Linalg.generic for multiple, different reduction dimensions

Hi all,

we wonder if linalg.generic can be used to express computations based on multiple, different reduction dimensions, e.g. the MBBS example in this PLDI’19 paper. The (simplified) MBBS code in C is:

// init
for( int i_1 = 1 ; i_1 < N_1 ; ++i_1 )
  out[ i_1 ] = 0;

// case: i_1 == 0
for( int i_2 = 0 ; i_2 < N_2 ; ++i_2 )
  out[ 0 ] += inp[ 0 ][ i_2 ];

// case: i_1 > 0
for( int i_1 = 1 ; i_1 < N_1 ; ++i_1 )
{
  for( int i_2 = 0 ; i_2 < N_2 ; ++i_2 )
    out[ i_1 ] += inp[ i_1 ][ i_2 ];

  out[ i_1 ] += out[ i_1-1 ];
}

Here the intermediate results of the i_1 loop are combined by prefix-sum (also known as scan) and the results of the i_2 loop are combined by addition “+”. Can this example be expressed in linalg.generic? If so, how? We noticed the following comment in the MLIR code here, but for the combine operators prefix-sum and addition correctness should not be violated.
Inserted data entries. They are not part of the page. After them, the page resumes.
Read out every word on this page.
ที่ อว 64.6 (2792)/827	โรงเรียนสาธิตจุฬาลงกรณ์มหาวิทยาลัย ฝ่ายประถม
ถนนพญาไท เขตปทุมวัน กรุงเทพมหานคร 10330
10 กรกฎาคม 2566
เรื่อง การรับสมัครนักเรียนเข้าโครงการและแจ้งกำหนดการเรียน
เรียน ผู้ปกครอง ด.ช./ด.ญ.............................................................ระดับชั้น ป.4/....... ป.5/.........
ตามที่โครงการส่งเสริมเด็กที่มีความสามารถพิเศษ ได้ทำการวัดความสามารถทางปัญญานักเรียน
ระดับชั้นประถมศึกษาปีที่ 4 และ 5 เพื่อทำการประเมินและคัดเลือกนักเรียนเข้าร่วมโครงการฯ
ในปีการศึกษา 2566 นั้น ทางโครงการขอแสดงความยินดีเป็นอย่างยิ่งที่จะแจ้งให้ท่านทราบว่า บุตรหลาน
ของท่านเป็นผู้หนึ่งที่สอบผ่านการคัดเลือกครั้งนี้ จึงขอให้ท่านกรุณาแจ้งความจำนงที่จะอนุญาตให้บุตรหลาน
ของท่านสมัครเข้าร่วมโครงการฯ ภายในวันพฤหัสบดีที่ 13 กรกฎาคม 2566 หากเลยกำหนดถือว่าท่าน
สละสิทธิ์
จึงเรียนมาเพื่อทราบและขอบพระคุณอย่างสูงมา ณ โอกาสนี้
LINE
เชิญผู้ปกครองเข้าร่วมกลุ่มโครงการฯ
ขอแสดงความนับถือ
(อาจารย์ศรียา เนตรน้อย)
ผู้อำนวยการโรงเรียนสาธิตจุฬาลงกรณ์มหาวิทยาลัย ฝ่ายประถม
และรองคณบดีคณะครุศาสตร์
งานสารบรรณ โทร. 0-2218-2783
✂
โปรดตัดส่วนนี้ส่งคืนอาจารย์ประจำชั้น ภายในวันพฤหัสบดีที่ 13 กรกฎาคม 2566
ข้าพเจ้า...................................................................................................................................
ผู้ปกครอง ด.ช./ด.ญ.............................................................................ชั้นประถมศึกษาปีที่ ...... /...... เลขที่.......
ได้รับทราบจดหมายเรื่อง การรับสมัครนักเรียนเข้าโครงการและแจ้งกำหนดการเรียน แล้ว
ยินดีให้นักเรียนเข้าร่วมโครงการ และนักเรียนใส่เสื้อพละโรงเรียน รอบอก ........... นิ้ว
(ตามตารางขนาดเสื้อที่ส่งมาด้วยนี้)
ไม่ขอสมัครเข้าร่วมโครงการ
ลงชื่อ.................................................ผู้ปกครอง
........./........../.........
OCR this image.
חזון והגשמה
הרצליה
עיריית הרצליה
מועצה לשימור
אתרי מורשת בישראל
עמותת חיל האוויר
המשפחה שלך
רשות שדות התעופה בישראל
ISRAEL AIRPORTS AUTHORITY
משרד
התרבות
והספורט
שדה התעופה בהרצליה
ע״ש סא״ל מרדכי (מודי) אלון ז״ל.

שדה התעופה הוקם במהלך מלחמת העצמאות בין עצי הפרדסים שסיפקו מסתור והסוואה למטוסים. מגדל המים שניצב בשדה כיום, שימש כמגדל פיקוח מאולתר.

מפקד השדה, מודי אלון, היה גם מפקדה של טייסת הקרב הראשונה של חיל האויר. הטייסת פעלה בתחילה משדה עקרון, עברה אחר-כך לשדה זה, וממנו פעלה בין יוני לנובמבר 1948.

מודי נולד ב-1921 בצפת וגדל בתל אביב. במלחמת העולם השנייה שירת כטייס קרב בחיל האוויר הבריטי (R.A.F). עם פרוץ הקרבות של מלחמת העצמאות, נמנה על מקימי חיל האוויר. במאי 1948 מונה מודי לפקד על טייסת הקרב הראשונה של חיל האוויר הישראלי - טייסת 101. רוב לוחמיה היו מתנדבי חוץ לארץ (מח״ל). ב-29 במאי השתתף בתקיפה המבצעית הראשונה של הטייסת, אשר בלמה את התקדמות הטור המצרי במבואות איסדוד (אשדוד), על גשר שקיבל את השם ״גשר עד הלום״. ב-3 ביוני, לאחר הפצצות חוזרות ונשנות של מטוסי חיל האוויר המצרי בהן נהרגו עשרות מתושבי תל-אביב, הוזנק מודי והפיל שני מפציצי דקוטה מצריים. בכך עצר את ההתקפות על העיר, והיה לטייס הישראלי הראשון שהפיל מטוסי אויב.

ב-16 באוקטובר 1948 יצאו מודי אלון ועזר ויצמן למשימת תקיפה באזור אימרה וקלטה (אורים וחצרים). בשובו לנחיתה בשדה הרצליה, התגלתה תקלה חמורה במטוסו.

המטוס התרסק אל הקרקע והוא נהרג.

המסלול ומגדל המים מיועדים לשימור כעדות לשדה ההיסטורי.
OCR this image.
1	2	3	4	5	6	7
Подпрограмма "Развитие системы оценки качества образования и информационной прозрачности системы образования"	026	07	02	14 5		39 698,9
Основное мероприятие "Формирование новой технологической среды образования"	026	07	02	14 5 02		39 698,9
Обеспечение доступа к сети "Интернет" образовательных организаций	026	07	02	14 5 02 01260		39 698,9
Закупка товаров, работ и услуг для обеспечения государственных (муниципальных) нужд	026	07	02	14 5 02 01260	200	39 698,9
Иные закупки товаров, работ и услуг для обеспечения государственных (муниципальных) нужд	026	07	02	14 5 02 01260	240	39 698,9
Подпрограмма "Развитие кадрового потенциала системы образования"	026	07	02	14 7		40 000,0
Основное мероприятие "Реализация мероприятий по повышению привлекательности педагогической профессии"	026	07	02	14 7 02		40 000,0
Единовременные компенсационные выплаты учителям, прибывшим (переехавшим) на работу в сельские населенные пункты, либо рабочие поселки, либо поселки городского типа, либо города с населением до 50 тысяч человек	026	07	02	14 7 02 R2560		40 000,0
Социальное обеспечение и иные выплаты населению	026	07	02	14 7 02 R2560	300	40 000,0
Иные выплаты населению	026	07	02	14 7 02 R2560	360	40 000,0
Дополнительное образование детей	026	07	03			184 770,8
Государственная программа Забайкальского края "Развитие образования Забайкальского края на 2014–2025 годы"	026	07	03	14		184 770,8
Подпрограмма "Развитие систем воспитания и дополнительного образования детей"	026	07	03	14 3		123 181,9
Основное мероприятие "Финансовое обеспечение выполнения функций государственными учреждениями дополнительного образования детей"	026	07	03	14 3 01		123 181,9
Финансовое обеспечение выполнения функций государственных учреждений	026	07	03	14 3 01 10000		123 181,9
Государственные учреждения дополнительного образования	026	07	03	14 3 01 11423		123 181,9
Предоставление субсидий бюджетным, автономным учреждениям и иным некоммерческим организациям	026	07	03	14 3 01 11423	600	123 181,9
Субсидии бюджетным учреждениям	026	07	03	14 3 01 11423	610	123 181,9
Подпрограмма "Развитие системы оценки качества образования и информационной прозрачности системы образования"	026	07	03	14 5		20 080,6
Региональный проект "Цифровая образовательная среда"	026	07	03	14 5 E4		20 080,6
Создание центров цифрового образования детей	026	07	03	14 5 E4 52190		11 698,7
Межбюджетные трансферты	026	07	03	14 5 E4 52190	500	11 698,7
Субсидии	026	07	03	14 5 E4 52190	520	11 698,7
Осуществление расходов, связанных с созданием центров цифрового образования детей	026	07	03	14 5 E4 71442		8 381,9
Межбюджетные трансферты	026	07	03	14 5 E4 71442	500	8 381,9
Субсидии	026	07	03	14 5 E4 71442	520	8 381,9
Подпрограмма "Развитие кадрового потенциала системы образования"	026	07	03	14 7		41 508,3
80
Thanks in advance for any help!

As a rule of thumb, a single linalg.generic models a perfectly nested computation.
While you may technically be able to express this as a single perfectly nested loop nest with proper conditionals, in practice we have found this approach to be counter-productive.

In this case, I see 2 possibilities forward:

  • write this as (affine) loops and implement the proper analyses and transformations to get the output you want
  • introduce a scan / segmented scan op on tensor/buffer and plug it into the system. Note that we have such an op at the vector level: VectorOps.td - llvm/llvm-project - Sourcegraph.

If you go with the second option, you can then rewrite this using the tensor comprehensions notation (assuming inplace buffers):

out(i) = 0;         // fill
out(i) += inp(i, j) // reduce
scan_op(out)        // scan 

The reasons you may want such a scan op at the tensor/buffer level are:

  • it can lower unsurprisingly to the vector abstraction for which we have (or at least expect to have, I haven’t dug yet) unsurprisingly good retargetable lowerings.
  • its semantic carry the information that the iteration domain can be logarithmic, which is not trivial to recover from the loop domain.

More generally, I think there is design space for another type of “generic” op with a region and logarithmic iteration spaces but my intuition is it does not compose with reductions (or at least as we currently represent them, I have not dug into this topic deeply enough).

Note that a pragmatic choice here—rather than designing the next level of generalization along this axis—is to just use ops with the proper interfaces that connect to the vector level, see e.g. IREE’s LinalgExtOps.td - iree-org/iree - Sourcegraph.

Deriving implementations that are more or less fused/parallel/vectorized can then be done with transformations.

The above is for the “representing” scan part as a single linalg.generic vs multiple ops. The TL;DR is “use multiple ops”.

Separately, there is the question of having an aggregate op, e.g. in your case a single xxx.mbbs op in some dialect. This is very similar to @harsh-nod 's great work on Winograd convolutions (in his presentation he also goes through the tradeoffs of implementing this as a single linalg.generic).
In both cases, the outcome seem to be that we need a first class “sequence” or “dag” construct that we can use to build new ops and have transformations like tiling, fusion etc carry to that.
My intuition is there isn’t something generic to represent all cases, but making the process simpler and more automated will be very useful.